Now if you were to replace every interior incandescent bulb in this fictitious travel trailer with a 24 LED array warm color lamp, each drawing 190 mA, the total power consumption drops to 3.8 amps, over 5 times less power consumption. You wouldn’t likely replace every incandescent bulb with a 24 LED array lamp but you could and if you did, you would be using 5 times less power, even if you had every light switched on.
There are several different routes you can take when doing the LED lighting mod: individual lights, such as a night or reading light, all or some interior lights, interior and exterior, storage compartments, etc. Much will depend on you budget and coolness factor you are trying to achieve. Replacing every incandescent bulb may just break your piggy bank, but doing a few can still help save some battery power.
Using a single LED for a night light, like in the bathroom, can be a real life saver. Well, it may not save your life but if you have to get up at 2am to go, you won’t be blinded by the light and you should be able to go right back to sleep. A single LED connected through a SPST toggle switch mounted on the bathroom light fixture can provide just enough light to do your business.
Perhaps you just want to change a few lights out, like the lights over your bed, that are generally too bright to read by. There are direct replacement LED lamps that require no modification to the lighting fixture, other than swapping bulbs. For this type of LED lamp, use the “warm white” type. The cool white LEDs provide a bluish tint to the light color and may not appeal to your reading tastes. The warm white LEDs provide a yellowish light color very similar to that of a normal incandescent bulb.
If you plan on replacing the main lights inside the RV and have the type of fixtures that contain two bulbs with a switch in the middle, you can replace just one of the bulbs to reduce cost. This way you not only save money, but you also can still provide more light when you need it by switching on the second bulb. For this case, you should consider LEDs that have a wide beam angle, at least 120 degrees. This is the angle at which light is projected from the lamp. The wider the better if you’re trying to light up a large area. These lamps are typically configured in a flat package with many LEDs, as many as 36 in some cases. They simply affix to the fixture with Velcro and plug in just like a standard bulb.

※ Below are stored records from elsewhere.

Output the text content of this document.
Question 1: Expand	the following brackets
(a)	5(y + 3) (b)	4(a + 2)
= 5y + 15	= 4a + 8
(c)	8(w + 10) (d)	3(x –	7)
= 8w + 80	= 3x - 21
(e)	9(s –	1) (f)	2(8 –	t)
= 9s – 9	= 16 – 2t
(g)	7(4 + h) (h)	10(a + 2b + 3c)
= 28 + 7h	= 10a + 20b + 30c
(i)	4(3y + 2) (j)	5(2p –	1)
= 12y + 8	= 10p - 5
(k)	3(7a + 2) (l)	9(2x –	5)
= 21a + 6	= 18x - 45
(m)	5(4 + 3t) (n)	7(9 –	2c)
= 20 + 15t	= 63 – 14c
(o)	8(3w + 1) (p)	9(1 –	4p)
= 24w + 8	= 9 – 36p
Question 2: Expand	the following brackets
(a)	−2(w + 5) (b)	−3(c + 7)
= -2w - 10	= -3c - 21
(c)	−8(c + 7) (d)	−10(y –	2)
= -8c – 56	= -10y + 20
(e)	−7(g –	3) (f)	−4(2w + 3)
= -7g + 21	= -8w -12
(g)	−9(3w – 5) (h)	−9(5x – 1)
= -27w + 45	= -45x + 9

Another cool LED mod is to fit a LED rope light under your RVs countertop. Many upscale RVs have this feature as a standard option but there is no reason you can’t have this classy look either. First, have someone help you test fit the rope for length, ensuring you have enough for the whole countertop. Then get some double-sided tape and stick it to the cabinet or under the countertop where you want the rope to run. If you have any left over rope, drill a hole the size of the rope’s diameter and run the excess through the hole. Just stick the rope to the tape and press firmly. You can also add a switch to control the rope power as well.
A step light is also another easy LED mod that consumes very little power. If you forget to turn it off, you don’t have to worry since it can be on for days and still be easy on your battery. You can use a courtesy light or an amber side marker light. These mount with a couple of screws to the underside of the stairwell. Power can be run to an inconspicuous switch inside. Some even have light sensors so they can automatically turn on when it gets dark and turn off in the morning.
Outside compartments are also a great candidate for LED lights. These can be powered through a pin switch so that when you open the compartment door, the light turns on, and then off when you close the door. The color of the LED light is not so important as is the placement of the light. Compartments are usually rectangular in shape, so try and place the LEDs near the corners of the compartment. This way, you will get the most light to all parts of the storage area.
Finally, upgrading your RVs exterior lighting can make for a very clean look as well as improve safety going to the road. LED porch, marker, clearance, backup, turn, and running lights are all candidates for LED replacement. Fortunately for you, many companies, like Bargman for example, now make direct replacement fixtures that include everything you need to perform the upgrade. Just be sure to budget enough since total exterior lighting replacement can run in to the hundreds of dollars.
Tip: LED brake/tail lamps may not work with some older thermal flasher units found on some vehicles. An LED brake/tail lamp will require an electronic flasher/blinker unit which is commonly available at your local auto parts store. Just ask for the electronic equivalent of your thermal flasher.